Kita tahu dari Alkitab bahwa manusia sudah jatuh dalam dosa. Tidak ada sedikit pun dari diri manusia yang baik adanya dan bisa menyenangkan Allah. Sejak jatuh dalam dosa, manusia tidak lagi mengikuti perintah dan kehendak Allah. Lantas, manusia mau ikut perintah siapa dan mau ke mana? Pergumulan antara kesombongan dan ketidakmampuan terus terjadi dalam setiap zaman. Hal ini disebabkan oleh hilangnya identitas diri manusia dan penyangkalan akan adanya keberadaan dosa. Generasi sekarang cenderung memikirkan tentang perbedaan dan kesetaraan antara dirinya dengan orang lain. Dalam fakta sehari-hari kita berada di tengah otoritas orang lain, baik itu orang tua, pemerintah, atau gereja. Otoritas-otoritas yang ada cenderung dipertanyakan mengapa harus seperti itu. Bukankah orang-orang yang berotoritas itu juga adalah manusia yang sama dengan kita? Bukankah nenek moyang yang mewariskan segala tradisi dan otoritas itu juga adalah manusia biasa sama seperti kita? Apa yang membuat mereka boleh mengambil posisi sebagai penentu otoritas dan saya harus tunduk di bawah mereka? Mengapa tidak terbalik saja, yaitu kita yang menentukan segala sesuatu dan mereka yang tunduk? Apakah mereka yakin segala yang sudah ditetapkan sekarang sudah merupakan yang paling baik? Bukankah dari sejarah terbukti segala otoritas yang besar itu memiliki banyak kelemahan dan bahkan merugikan banyak orang? Segala hal yang seperti demikian dipertanyakan pada zaman ini.

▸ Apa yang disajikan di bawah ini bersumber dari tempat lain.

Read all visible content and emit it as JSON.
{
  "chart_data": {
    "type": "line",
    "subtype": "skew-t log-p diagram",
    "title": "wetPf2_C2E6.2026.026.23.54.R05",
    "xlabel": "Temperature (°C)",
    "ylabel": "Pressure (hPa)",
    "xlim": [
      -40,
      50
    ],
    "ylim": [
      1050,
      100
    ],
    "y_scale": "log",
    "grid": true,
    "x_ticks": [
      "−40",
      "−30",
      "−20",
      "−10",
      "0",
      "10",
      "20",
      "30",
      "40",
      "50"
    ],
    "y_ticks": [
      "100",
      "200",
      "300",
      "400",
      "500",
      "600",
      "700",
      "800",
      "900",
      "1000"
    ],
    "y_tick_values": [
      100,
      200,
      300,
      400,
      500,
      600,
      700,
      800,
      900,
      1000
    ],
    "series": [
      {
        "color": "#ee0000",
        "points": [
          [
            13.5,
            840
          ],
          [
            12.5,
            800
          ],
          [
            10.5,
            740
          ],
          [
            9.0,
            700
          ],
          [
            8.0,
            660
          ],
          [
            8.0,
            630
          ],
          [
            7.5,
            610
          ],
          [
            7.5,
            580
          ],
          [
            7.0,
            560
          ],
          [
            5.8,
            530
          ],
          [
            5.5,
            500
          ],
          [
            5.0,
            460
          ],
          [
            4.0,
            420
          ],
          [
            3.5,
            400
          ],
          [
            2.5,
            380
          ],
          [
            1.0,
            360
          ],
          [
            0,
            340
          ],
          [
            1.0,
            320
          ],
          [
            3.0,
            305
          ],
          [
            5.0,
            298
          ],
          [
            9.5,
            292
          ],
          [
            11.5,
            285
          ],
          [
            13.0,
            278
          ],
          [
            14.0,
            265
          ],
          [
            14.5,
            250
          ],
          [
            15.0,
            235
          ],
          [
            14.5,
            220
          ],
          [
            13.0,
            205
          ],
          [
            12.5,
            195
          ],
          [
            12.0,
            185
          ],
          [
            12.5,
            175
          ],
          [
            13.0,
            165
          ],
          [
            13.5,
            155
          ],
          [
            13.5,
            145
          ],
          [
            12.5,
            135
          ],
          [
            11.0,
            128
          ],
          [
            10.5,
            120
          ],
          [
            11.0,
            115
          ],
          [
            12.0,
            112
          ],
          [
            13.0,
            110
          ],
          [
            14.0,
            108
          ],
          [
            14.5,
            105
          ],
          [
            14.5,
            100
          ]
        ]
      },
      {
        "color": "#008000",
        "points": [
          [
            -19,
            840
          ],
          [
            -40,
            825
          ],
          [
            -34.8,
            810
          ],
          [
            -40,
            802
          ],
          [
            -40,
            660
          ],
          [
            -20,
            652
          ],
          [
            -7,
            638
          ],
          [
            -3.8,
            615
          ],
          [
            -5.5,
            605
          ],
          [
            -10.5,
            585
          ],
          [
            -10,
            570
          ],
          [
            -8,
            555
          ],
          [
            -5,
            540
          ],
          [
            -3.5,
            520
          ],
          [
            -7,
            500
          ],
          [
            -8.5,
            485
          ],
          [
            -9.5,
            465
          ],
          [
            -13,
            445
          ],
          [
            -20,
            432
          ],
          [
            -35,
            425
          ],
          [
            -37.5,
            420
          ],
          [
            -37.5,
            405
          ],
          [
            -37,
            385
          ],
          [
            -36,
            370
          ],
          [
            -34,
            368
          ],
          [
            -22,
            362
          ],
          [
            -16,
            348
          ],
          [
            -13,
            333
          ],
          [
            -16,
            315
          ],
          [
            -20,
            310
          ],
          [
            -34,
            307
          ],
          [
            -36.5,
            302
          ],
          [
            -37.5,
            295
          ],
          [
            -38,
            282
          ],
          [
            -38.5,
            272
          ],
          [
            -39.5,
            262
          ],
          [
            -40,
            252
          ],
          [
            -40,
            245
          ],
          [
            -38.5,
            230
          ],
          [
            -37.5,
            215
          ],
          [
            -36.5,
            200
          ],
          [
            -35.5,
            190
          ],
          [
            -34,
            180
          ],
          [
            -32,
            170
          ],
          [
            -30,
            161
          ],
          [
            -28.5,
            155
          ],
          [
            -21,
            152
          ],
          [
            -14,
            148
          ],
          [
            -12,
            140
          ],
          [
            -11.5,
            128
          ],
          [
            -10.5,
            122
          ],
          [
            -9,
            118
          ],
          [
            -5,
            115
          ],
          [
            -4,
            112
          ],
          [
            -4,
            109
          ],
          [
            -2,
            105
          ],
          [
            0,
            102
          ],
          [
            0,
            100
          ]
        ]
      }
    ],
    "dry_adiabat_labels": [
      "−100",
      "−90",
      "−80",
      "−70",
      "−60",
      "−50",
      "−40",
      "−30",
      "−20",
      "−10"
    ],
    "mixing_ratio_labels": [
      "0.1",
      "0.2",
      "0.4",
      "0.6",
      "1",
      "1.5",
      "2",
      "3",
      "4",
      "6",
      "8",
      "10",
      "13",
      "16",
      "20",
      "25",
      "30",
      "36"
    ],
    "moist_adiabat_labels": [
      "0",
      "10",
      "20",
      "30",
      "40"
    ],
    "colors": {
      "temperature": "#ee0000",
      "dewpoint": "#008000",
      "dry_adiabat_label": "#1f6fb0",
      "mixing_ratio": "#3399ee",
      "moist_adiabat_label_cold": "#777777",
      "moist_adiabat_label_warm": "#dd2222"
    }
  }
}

Jika manusia melihat hanya kepada sekelilingnya, manusia tidak memiliki pengharapan. Karena manusia hanya akan bisa melihat manusia-manusia lainnya yang sama bingungnya dengan dirinya mengenai hidup dan realitas yang ada. Tidak ada manusia yang pantas menjadi standar. Semua manusia berdosa bingung mereka harus pergi ke mana dan bagaimana mengarahkan hidupnya. Manusia tidak ada yang minta dilahirkan, tetapi tetap lahir ke dalam dunia tanpa tahu mengapa mereka harus hidup. Dosa membuat manusia demikian rusaknya dan terputus hubungannya dengan Allah.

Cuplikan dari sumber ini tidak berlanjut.